On Friday, I posted the complaint for BIA v. Washington State Building Council, filed on May 25, 2010 by the Building Industry Association of Washington to enjoin (or, in regular english, stop) the Washington State Energy Code from taking effect on July 1, 2010. The case is structured similarly to AHRI v. City of Albuquerque, which I have written about extensively on GBLB.
The foundation of both AHRI and BIA is in essence one of preemption--that the federal government has enacted laws that prevent lesser governmental authorities from passing laws on the same subject. In BIA, the plaintiffs allege that the requirements of the Washington State Energy Code
in conflict with and preempted by federal law and regulations which govern the energy efficiency of certain residential heating, ventilation air conditioning and plumbing product, including the Energy Policy and Conservation Act of 1975 ("EPCA"), as amended by the National Applicance Energy Conservation Act of 1987 ("NAECA"), Public Law No. 100-12, and the Energy Policy Act of 1992 ("EPACT"), Pubilc Law No. 102-486, 42 U.S.C. Sec. 6297. As a result, Chapter 9 violates the Supremacy Clause in Article VI of the United State Constitution.
What is most interesting about the BIA suit is that the Washington State Energy Code did not mandate enhanced energy efficiency of the HVAC equipment. Rather, it allowed for a point system whereby energy efficienct HVAC components were one path for compliance with an overall energy efficiency target. The BIA complaint alleges that it is essentially impossible to comply with the energy efficiency targets without installing enhanced HVAC equipment. This is an interesting twist on the AHRI case, because here it is possible to comply with the Washington State Energy Code without running afoul of federal HVAC energy requirements.

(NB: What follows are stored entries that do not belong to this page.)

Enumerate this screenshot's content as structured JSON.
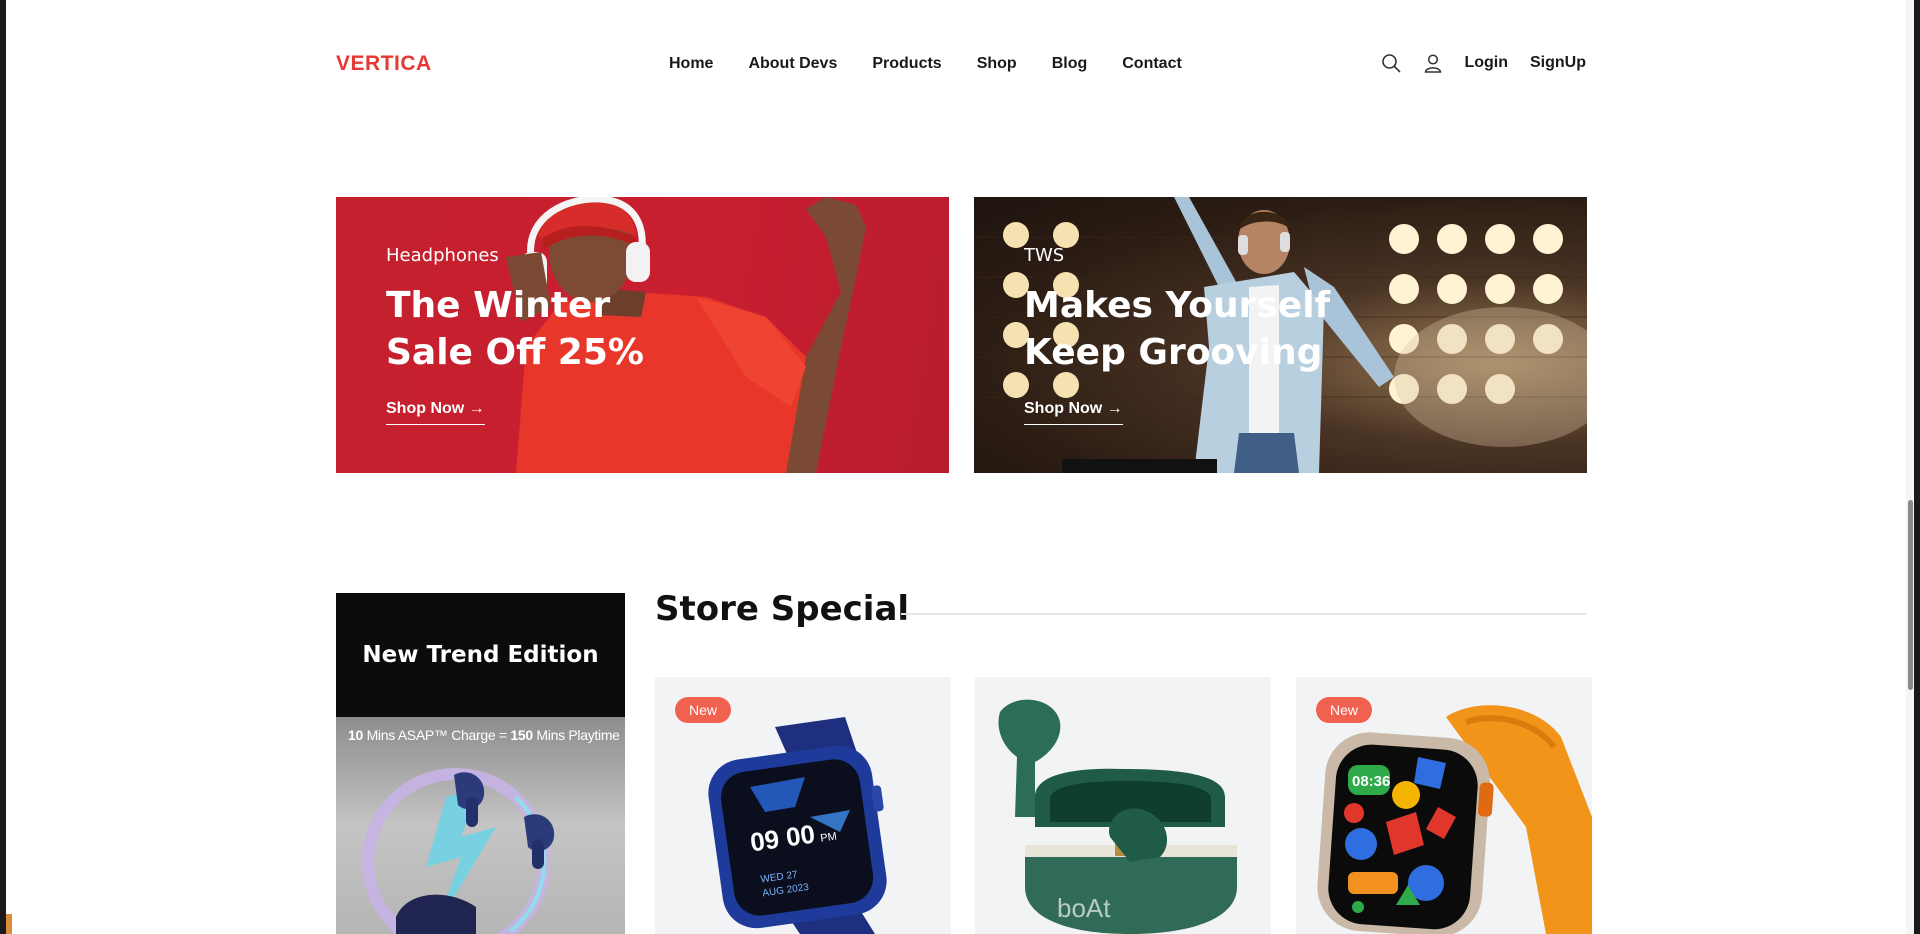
{
  "header": {
    "logo": "VERTICA",
    "nav": [
      "Home",
      "About Devs",
      "Products",
      "Shop",
      "Blog",
      "Contact"
    ],
    "login": "Login",
    "signup": "SignUp",
    "icons": [
      "search-icon",
      "user-icon"
    ]
  },
  "banners": [
    {
      "kicker": "Headphones",
      "title": "The Winter Sale Off 25%",
      "cta": "Shop Now"
    },
    {
      "kicker": "TWS",
      "title": "Makes Yourself Keep Grooving",
      "cta": "Shop Now"
    }
  ],
  "promo": {
    "title": "New Trend Edition",
    "caption_part1": "10",
    "caption_part2": " Mins ASAP™ Charge  =  ",
    "caption_part3": "150",
    "caption_part4": " Mins Playtime"
  },
  "store_special": {
    "title": "Store Special",
    "products": [
      {
        "badge": "New",
        "watch_time": "09 00",
        "watch_ampm": "PM",
        "watch_date": "AUG 2023",
        "watch_day": "WED 27"
      },
      {
        "badge": "",
        "case_brand": "boAt"
      },
      {
        "badge": "New",
        "watch_time": "08:36"
      }
    ]
  },
  "colors": {
    "brand": "#e53935",
    "badge": "#f0624f",
    "red_banner": "#c4202d"
  }
}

Another interesting argument is in a footnote. One path for compliance with the Washington State Energy Code is to build a house less than 1500 square feet. The complaint states:
Plaintiffs would submit that a blanket regulation forcing individuals to live in or contruct a home of a certain size runs afoul of constitutional protections against unlawful takings.
Two things are true: 1) the Washington State Energy Code is not a blanket regulation forching individuals to construct or live in a home of a certain size, and 2) even a blanket regulation that did not essentially eliminate all value from a property would not be considered a regulatory taking. So this argument, while appealing at first glance, is probably not very valid.
One time is an anomaly, twice is a pattern. As states and local governments seek to regulate energy efficiency, I believe we will see more suits like AHRI and BIA until the federal government upgrades HVAC energy efficiency requirements (which they are in the process of doing), or a nationwide energy efficiency building code goes into effect.